Numpy Array: Encuentra eficientemente los índices coincidentes

Tengo dos listas, una de las cuales es masiva (millones de elementos), la otra varios miles. Quiero hacer lo siguiente

bigArray=[0,1,0,2,3,2,,.....] smallArray=[0,1,2,3,4] for i in len(smallArray): pts=np.where(bigArray==smallArray[i]) #Do stuff with pts... 

Lo anterior funciona, pero es lento. ¿Hay alguna forma de hacerlo de manera más eficiente sin tener que recurrir a escribir algo en C?

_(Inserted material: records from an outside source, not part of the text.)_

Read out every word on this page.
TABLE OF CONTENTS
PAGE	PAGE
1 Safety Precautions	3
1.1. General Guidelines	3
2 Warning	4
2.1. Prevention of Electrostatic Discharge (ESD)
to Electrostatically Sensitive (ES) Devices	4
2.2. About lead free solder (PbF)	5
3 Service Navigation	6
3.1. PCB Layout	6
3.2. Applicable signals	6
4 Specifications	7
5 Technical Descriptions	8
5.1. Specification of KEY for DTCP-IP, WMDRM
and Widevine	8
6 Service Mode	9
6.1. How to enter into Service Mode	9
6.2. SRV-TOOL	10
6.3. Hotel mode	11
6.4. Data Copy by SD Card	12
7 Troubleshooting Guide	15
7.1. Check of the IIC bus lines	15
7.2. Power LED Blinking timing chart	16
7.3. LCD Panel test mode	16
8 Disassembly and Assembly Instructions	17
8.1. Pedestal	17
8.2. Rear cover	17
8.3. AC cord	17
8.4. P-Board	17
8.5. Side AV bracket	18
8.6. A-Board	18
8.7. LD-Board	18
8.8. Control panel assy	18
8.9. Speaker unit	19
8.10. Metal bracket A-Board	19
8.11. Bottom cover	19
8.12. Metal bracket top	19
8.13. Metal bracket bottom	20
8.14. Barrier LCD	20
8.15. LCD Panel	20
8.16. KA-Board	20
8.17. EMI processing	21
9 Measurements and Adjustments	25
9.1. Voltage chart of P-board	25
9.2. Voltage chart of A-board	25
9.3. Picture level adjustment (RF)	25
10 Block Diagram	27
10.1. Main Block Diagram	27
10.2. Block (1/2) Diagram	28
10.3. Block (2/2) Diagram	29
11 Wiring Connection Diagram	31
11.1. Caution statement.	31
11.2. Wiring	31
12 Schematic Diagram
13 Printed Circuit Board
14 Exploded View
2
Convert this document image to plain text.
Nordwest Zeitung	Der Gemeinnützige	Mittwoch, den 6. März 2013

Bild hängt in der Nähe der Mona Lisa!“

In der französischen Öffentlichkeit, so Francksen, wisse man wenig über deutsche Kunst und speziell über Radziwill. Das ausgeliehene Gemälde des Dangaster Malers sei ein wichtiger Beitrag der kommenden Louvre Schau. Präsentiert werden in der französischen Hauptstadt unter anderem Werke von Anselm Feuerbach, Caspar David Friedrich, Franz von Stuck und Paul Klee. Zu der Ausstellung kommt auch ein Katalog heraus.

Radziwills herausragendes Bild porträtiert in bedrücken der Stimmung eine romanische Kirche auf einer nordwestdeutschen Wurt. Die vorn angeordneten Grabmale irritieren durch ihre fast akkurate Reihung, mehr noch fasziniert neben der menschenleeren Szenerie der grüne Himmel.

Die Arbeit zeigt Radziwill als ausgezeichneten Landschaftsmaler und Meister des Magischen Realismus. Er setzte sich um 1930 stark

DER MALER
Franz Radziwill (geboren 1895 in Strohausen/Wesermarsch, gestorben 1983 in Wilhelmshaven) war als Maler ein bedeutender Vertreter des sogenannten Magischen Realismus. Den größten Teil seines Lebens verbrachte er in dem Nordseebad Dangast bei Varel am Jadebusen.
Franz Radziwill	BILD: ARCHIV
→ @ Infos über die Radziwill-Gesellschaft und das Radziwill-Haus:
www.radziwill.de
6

En su caso, puede beneficiarse de la pre-selección de su gran variedad. Aquí está el ejemplo que muestra cómo puede reducir el tiempo de ~ 45 segundos a 2 segundos (en mi computadora portátil) (para un conjunto particular de longitudes de los arreglos 5e6 vs 1e3). Obviamente, la solución no será óptima si los tamaños de matriz serán muy diferentes. Por ejemplo, con la solución predeterminada, la complejidad es O (bigN * smallN), pero para mi solución sugerida es O ((bigN + smallN) * log (bigN))

 import numpy as np, numpy.random as nprand, time, bisect bigN = 5e6 smallN = 1000 maxn = 1e7 nprand.seed(1) bigArr = nprand.randint(0, maxn, size=bigN) smallArr = nprand.randint(0, maxn, size=smallN) # brute force t1 = time.time() for i in range(len(smallArr)): inds = np.where(bigArr == smallArr[i])[0] t2 = time.time() print "Brute", t2-t1 # not brute force (like nested loop with index scan) t1 = time.time() sortedind = np.argsort(bigArr) sortedbigArr = bigArr[sortedind] for i in range(len(smallArr)): i1 = bisect.bisect_left(sortedbigArr, smallArr[i]) i2 = bisect.bisect_right(sortedbigArr, smallArr[i]) inds = sortedind[i1:i2] t2=time.time() print "Non-brute", t2-t1 

Salida:

Bruto 42.5278530121

No Bruto 1.57193303108

Numpy proporciona la función numpy.searchsorted: http://docs.scipy.org/doc/numpy-1.10.0/reference/generated/numpy.searchsorted.html

Ejemplo:

 >>> import numpy as np >>> sorted = np.argsort(big_list) >>> r = np.searchsorted(big_list, small_list, side='right',sorter=sorted) >>> l = np.searchsorted(big_list, small_list, side='left',sorter=sorted) >>> for b, e in zip(l, r): ... inds = sorted[b:e] 

Hasta ahora no veo ninguna necesidad de adormecer; puede utilizar el defaultdict , siempre que su memoria sea suficiente, debería serlo si el número de observaciones no es demasiado grande.

 big_list = [0,1,0,2,3,2,5,6,7,5,6,4,5,3,4,3,5,6,5] small_list = [0,1,2,3,4] from collections import defaultdict dicto = defaultdict(list) #dictionary stores all the relevant coordinates #so you don't have to search for them later for ind, ele in enumerate(big_list): dicto[ele].append(ind) 

Resultado:

 >>> for ele in small_list: ... print dicto[ele] ... [0, 2] [1] [3, 5] [4, 13, 15] [11, 14] 

Esto debería darle algo de velocidad.